Don’t Put the IoT Cart Before the Horse: Bsquare Interview
Please describe a recent IoT project you have worked on or have observed that was substantially better, faster, smarter or more efficient than an older technology?
Bsquare has recently deployed its DataV IoT software into a heavy-duty trucking environment in order to help the truck manufacturer offer greater uptime, reduced service costs, and accelerated warranty payments. This is one of the first IoT deployments in the industry to fully “close the IoT loop” and deliver tangible benefits not only to the truck manufacturer but to their own customers as well.
This project captures real-time engine data for delivery to cloud-based data stores and IoT applications. Bsquare DataV applies machine learning and advanced data analytics to provide predictive reasoning, i.e., the ability to know something’s going to go bad before it actually does so that remediation (which data analytics speeds as well) can be handled in more orderly, less expensive fashion. DataV then goes a step further by automatically orchestrating actions necessary to pro-actively repair the truck.
The bottom line: faster, more accurate, fully automated processes that yield better asset uptime at lower cost.
What do you see as the biggest potential of the Internet of Things?
The biggest potential associated with IoT is the ability to apply advanced data analytics, holistic rule processing, and automated process orchestration in industrial settings so that real-time automation can finally be achieved. Most IoT experiments to date have largely been focused on data extraction and data visualization. While these are necessary initial steps, they do not deliver the benefits businesses are looking for in IoT initiatives.

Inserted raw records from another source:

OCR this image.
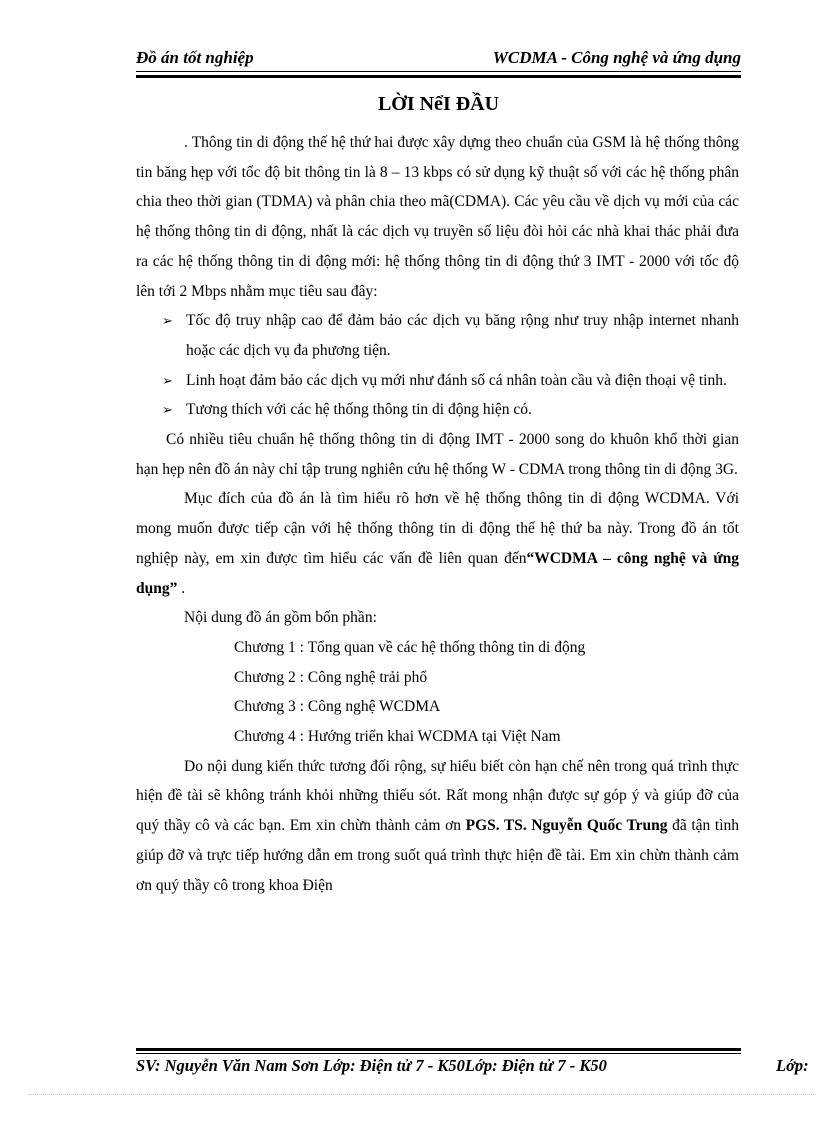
Đồ án tốt nghiệp	WCDMA - Công nghệ và ứng dụng
LỜI NểI ĐẦU

. Thông tin di động thế hệ thứ hai được xây dựng theo chuẩn của GSM là hệ thống thông tin băng hẹp với tốc độ bit thông tin là 8 – 13 kbps có sử dụng kỹ thuật số với các hệ thống phân chia theo thời gian (TDMA) và phân chia theo mã(CDMA). Các yêu cầu về dịch vụ mới của các hệ thống thông tin di động, nhất là các dịch vụ truyền số liệu đòi hỏi các nhà khai thác phải đưa ra các hệ thống thông tin di động mới: hệ thống thông tin di động thứ 3 IMT - 2000 với tốc độ lên tới 2 Mbps nhằm mục tiêu sau đây:

➢ Tốc độ truy nhập cao để đảm bảo các dịch vụ băng rộng như truy nhập internet nhanh hoặc các dịch vụ đa phương tiện.
➢ Linh hoạt đảm bảo các dịch vụ mới như đánh số cá nhân toàn cầu và điện thoại vệ tinh.
➢ Tương thích với các hệ thống thông tin di động hiện có.

Có nhiều tiêu chuẩn hệ thống thông tin di động IMT - 2000 song do khuôn khổ thời gian hạn hẹp nên đồ án này chỉ tập trung nghiên cứu hệ thống W - CDMA trong thông tin di động 3G.

Mục đích của đồ án là tìm hiểu rõ hơn về hệ thống thông tin di động WCDMA. Với mong muốn được tiếp cận với hệ thống thông tin di động thế hệ thứ ba này. Trong đồ án tốt nghiệp này, em xin được tìm hiểu các vấn đề liên quan đến“WCDMA – công nghệ và ứng dụng” .

Nội dung đồ án gồm bốn phần:

Chương 1 : Tổng quan về các hệ thống thông tin di động

Chương 2 : Công nghệ trải phổ

Chương 3 : Công nghệ WCDMA

Chương 4 : Hướng triển khai WCDMA tại Việt Nam

Do nội dung kiến thức tương đối rộng, sự hiểu biết còn hạn chế nên trong quá trình thực hiện đề tài sẽ không tránh khỏi những thiếu sót. Rất mong nhận được sự góp ý và giúp đỡ của quý thầy cô và các bạn. Em xin chừn thành cảm ơn PGS. TS. Nguyễn Quốc Trung đã tận tình giúp đỡ và trực tiếp hướng dẫn em trong suốt quá trình thực hiện đề tài. Em xin chừn thành cảm ơn quý thầy cô trong khoa Điện

SV: Nguyễn Văn Nam Sơn Lớp: Điện tử 7 - K50Lớp: Điện tử 7 - K50	Lớp:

In order to fully realize IoT’s potential, data analytics and automated orchestration of actions and processes need to be added to the IoT system. By doing so, businesses move toward complete IoT systems—data extraction and monitoring coupled with applied analytics and orchestration resulting in completely automated, highly accurate, self-adjusting IoT systems.
What do you see as the biggest problems involving IoT deployments at large?
Many industry participants have put the platform “cart” before the use-case “horse.” That is, they have incorrectly focused on developing components of a solution and left it to the end customer to assemble all of the pieces into a usable system. This approach assumes a much more mature ecosystem than we currently have at this nascent stage of market development. As a result, many platform suppliers (note: here I use the term “platform” in a manner analogous to the PaaS definition, i.e., a structure upon which applications can be more readily developed) find themselves waiting for the real party to begin. While true IoT platforms are undoubtedly the direction in which the industry is headed (albeit with only 3-5 surviving players), it’s exceedingly difficult for a new technology to get started that way. More common is the development of highly-targeted but complete solutions that allow end customers to easily get started solving actual business problems.
What kind of policy changes or societal shifts do you think are needed for the Internet of Things?
If by “policy” we mean “government policy” then the answer is none. The best thing government can do to facilitate rapid innovation and growth in IoT is to stay out of the way, much as it did with the internet itself. Societal shifts will largely be the result of IoT, not something that is needed by IoT.
What is your advice to other industry professionals looking to deploy an IoT solution?
Most successful IoT implementations are not actually born as IoT initiatives. Instead, they are born out of efforts to improve asset uptime, reduce service and warranty costs, improve product design and reliability, increase machine or vehicle efficiency, etc. In other words, the genesis for all of these efforts is a significant business problem that needs to be solved. Frequently, as businesses analyze potential solutions, they begin to realize that device data can be extracted and analyzed. They discover patterns that humans were unable to detect and develop rules that can orchestrate actions in order to achieve the underlying business objective. In other words, they back into an IoT system. It is a mistake for industry professionals to deploy IoT solutions for the sake of IoT, despite the fact that many industry promoters recommend they do precisely that.